I have had my little 3.5 month old hedgie for about 2 months, and she is such a sweet girl. She's always been pretty active at night, but last night I woke up to her scratching the side of her cage like crazy (a large clear tub cage) and running figure 8's. She would go under her snuggle sack and run around. 

She then started to climb up onto her bucket wheel using the pvc supports and tried escaping through the open part of the lid where I cut space for her wheel to fit! I took her out of her cage and put her in her playpen thinking she was bored, but she just cuddled under a fleece sack. 

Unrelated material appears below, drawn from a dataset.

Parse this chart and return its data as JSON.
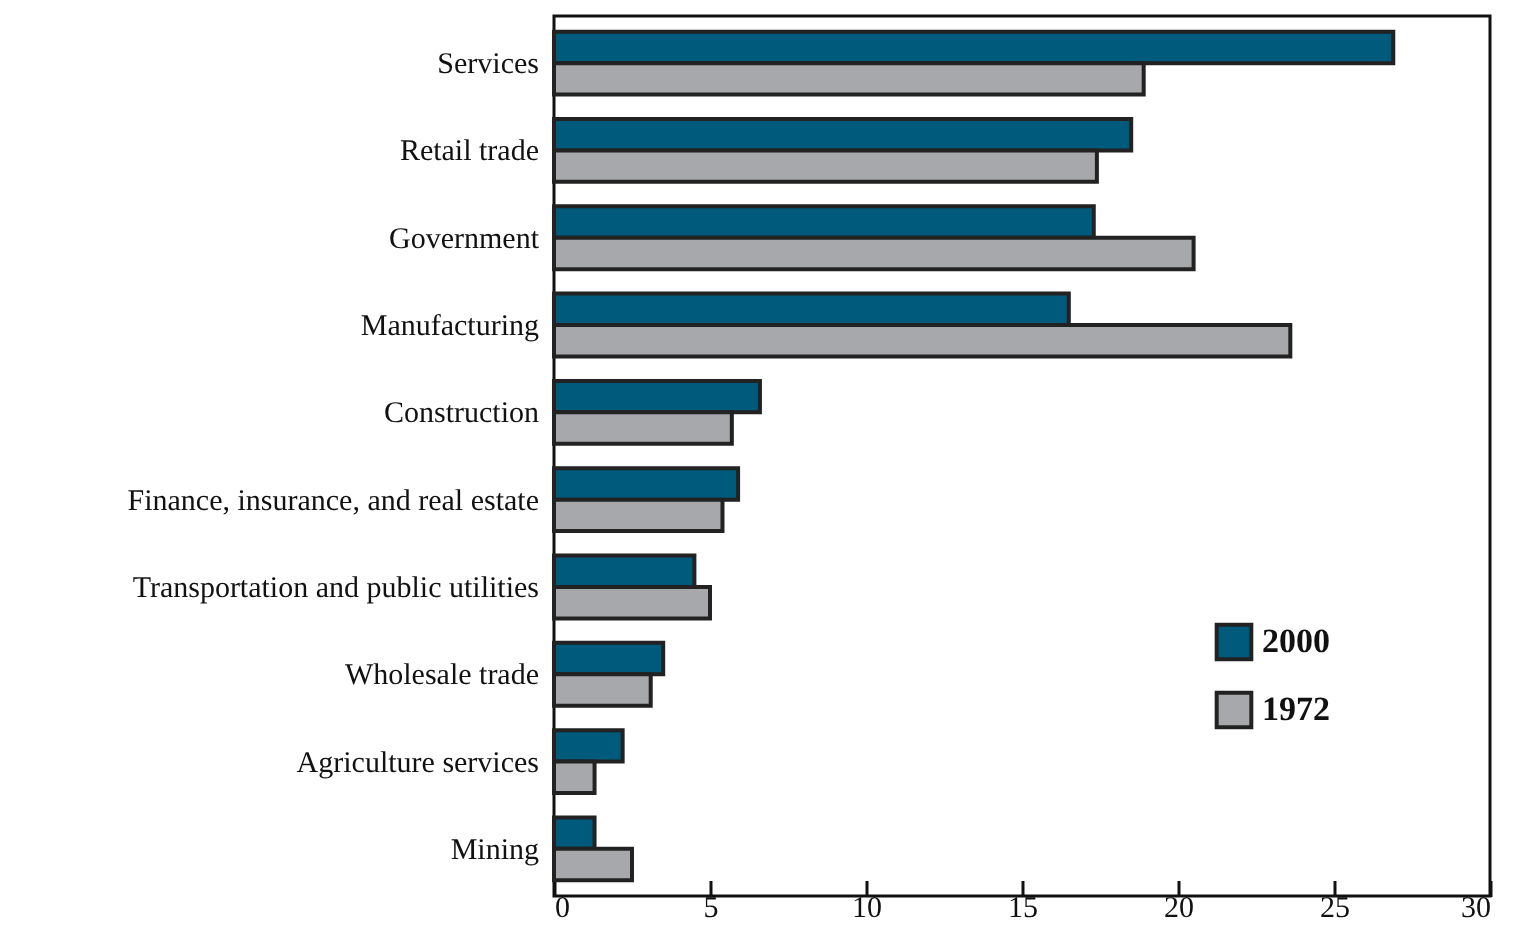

I have never seen her try to escape from her cage! Has anyone had similar experiences with a hedgie doing this or know why? 

Her cage is the right temp and she has plenty of toys and socialization with me.


----------



## Lopi (Apr 11, 2017)

Could there be a strong smell near the cage? Could a pest of some kind gotten in? Was there a loud noise before you went to check on her?

Do you have dogs, cats or other predator type animals like a ferret that may have gotten too close to her cage and spooked her?


----------



## Melanie77 (Jul 31, 2017)

In the midst of me helping her, I did see that I left a small container of coconut oil on a table near her cage. I did wonder if maybe she had been smelling the oil due to her strong sense of smell.


----------